I’m reminded of a passage in the prophet Ezekiel, which revolves around this very metaphor. Speaking to the Exiles, he says:
Thus says the Lord God: … I will give them one heart, and put a new spirit within them; I will remove the heart of stone from their flesh and give them a heart of flesh, so that they may follow my statutes and keep my ordinances and obey them. Then they shall be my people, and I will be their God. (11.14ff)
The image of salvation offered here is not just that they will re-enter the land, but also that they will be given new hearts. They will no longer have hard ‘hearts of stone’ but soft and supple ‘hearts of flesh’, hearts that can bend without breaking, that can receive and give love, can respond to God and other people with openness and curiosity. And this is what will allow them to walk in God’s ways.
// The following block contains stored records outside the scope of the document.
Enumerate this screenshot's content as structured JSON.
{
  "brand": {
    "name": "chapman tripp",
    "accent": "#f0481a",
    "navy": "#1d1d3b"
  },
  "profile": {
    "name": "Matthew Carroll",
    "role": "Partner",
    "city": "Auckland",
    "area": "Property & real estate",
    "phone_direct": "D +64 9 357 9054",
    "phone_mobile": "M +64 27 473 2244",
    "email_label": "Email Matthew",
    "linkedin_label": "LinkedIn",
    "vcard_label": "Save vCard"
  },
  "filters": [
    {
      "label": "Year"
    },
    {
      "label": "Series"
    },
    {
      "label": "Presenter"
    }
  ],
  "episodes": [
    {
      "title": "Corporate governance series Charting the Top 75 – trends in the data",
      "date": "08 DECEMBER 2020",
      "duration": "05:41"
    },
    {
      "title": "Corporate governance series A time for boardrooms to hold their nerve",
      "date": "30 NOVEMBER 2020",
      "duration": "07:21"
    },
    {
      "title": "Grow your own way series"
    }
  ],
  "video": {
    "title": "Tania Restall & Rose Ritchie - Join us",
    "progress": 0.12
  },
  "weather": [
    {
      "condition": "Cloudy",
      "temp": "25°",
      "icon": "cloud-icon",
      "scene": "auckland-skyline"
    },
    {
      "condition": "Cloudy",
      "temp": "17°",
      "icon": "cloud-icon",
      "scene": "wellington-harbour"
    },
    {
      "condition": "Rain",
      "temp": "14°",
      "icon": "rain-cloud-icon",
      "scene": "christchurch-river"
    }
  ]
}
And this seems exactly the dynamic Jesus is getting at today. It’s not simply a question of divorce, but a question of our posture in the world and to our relationships. Are we going to be hard-hearted, approach our relationships with the clenched fist of cynicism, bitterness, anger, jealousy, self-centredness or ambition? Or are we going to be soft-hearted, and approach others like children, with the open hands of vulnerability, curiosity, wonder, and joy?
These are hard words from Jesus this week. But, I am convinced, they are good words.